Proposition 27 — NO. This measure would legalize online and mobile-device sports betting in California, but its provisions would allow only a few very large companies to offer it, freezing out potential competitors. Problems with this measure, in addition to the anti-competitiveness, include a creepy authorization to snoop on people’s gambling habits and report data to the attorney general of California. The proponents say some of the tax revenue from the measure will fund homelessness services. You may remember that the California Lottery was going to fund education. Vote NO on Proposition 27.

Proposition 28 — YES. This measure directs about $1 billion per year from the state’s General Fund to arts and music education in public schools. It is not a tax increase, and it does not diminish other funding for the schools. Instead, it orders the legislature to spend money on this particular priority. This will end the game of politicians crying that arts and music programs will be cut from the schools unless you agree to the next tax increase. Vote YES on Proposition 28.

Proposition 29 — NO. Rejected by voters twice before, this is once again a union’s pet project, placed on the ballot to harass the companies that operate (non-union) kidney dialysis clinics and make them spend money to defeat it. There’s no reason for this measure other than that. Vote NO on Proposition 29.
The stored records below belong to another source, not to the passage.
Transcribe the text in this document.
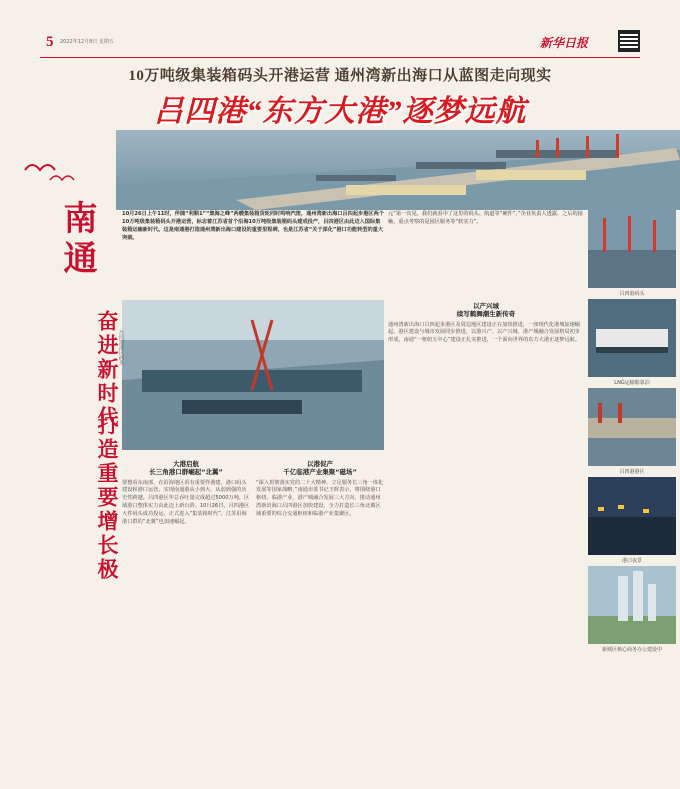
5 2022年12月8日 星期五	新华日报
10万吨级集装箱码头开港运营 通州湾新出海口从蓝图走向现实
吕四港“东方大港”逐梦远航
南通
奋进新时代
打造重要增长极
10月26日上午11时，伴随“利顺1”“集海之峰”两艘集装箱货轮同时鸣响汽笛，通州湾新出海口吕四起步港区两个10万吨级集装箱码头开港运营，标志着江苏省首个沿海10万吨级集装箱码头建成投产，吕四港区由此迈入国际集装箱运输新时代。这是南通港打造通州湾新出海口建设的重要里程碑，也是江苏省“关于深化”港口功能转型的重大突破。
元“第一次见，我们就看中了这里的码头、航道等”硬件”，”企业负责人透露，之后的接触，重点考察的是园区服务等“软实力”。
吕四港港区码头
大港启航
长三角港口群崛起“北翼”
要想看东南部，在沿海地区看有重要作港建、港口码头建设和港口运营，实现南通港从小到大、从弱到强的历史性跨越。吕四港区年总吞吐量完成超过5000万吨，区域港口整体实力由此迈上新台阶。10月26日，吕四港区大件码头成功投运，正式进入“集装箱时代”，江苏沿海港口群的“北翼”也加速崛起。
以港促产
千亿临港产业集聚“磁场”
“深入贯彻落实党的二十大精神，立足服务长三角一体化发展等国家战略，”南通市委书记王晖表示，将围绕港口枢纽、临港产业、港产城融合发展三大方向，推动通州湾新出海口吕四港区加快建设，全力打造长三角北翼区域重要的综合交通枢纽和临港产业集聚区。
以产兴城
续写鹤舞潮生新传奇
通州湾新出海口吕四起步港区及周边地区建设正在加快推进，一座现代化港城加速崛起。港区建设与城市发展同步推进，以港兴产、以产兴城、港产城融合发展格局初步形成，南通“一枢纽五中心”建设正扎实推进，一个面向世界的东方大港正逐梦远航。
吕四港码头
LNG运输船靠泊
吕四港港区
港口夜景
新城区核心商务办公建设中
Proposition 30 — NO. This is a tax increase. It would raise the state’s top income tax rate from the highest-in-the-nation 13.3% to the even higher 15.05% on income of $2 million or more. The money would be spent on subsidies for the purchase of electric cars, on construction of charging infrastructure, and on enough wildfire fighting efforts to make it look appealing on the ballot. Here’s the problem: a small fraction of California residents pay most of the personal income tax revenue in the state’s General Fund. If enough of those people move to a lower-tax state (49 choices), there will be less tax revenue for schools, health care and other state priorities. Ride-share company Lyft is financing this campaign because state regulators ordered ride-share companies to have 90% of the miles they drive be zero-emission by 2030, and nobody wants to pay for the cars or the charging stations. We could slow down the mandates and then we don’t need the damaging tax increase. Vote NO on Proposition 30.

Proposition 31 — NO. This is a referendum on a law that banned the sale of flavored tobacco products in California. Vote yes if you want to keep the law, vote no if you want to dump it. In my view, this law would create a thriving black market that enriches criminals instead of bringing in tax revenue. Vote NO on Proposition 31.

Additionally, local ballot measures may propose tax increases, bond debt and subtle changes to the law that have big consequences later. Your voice matters. Don’t forget to vote!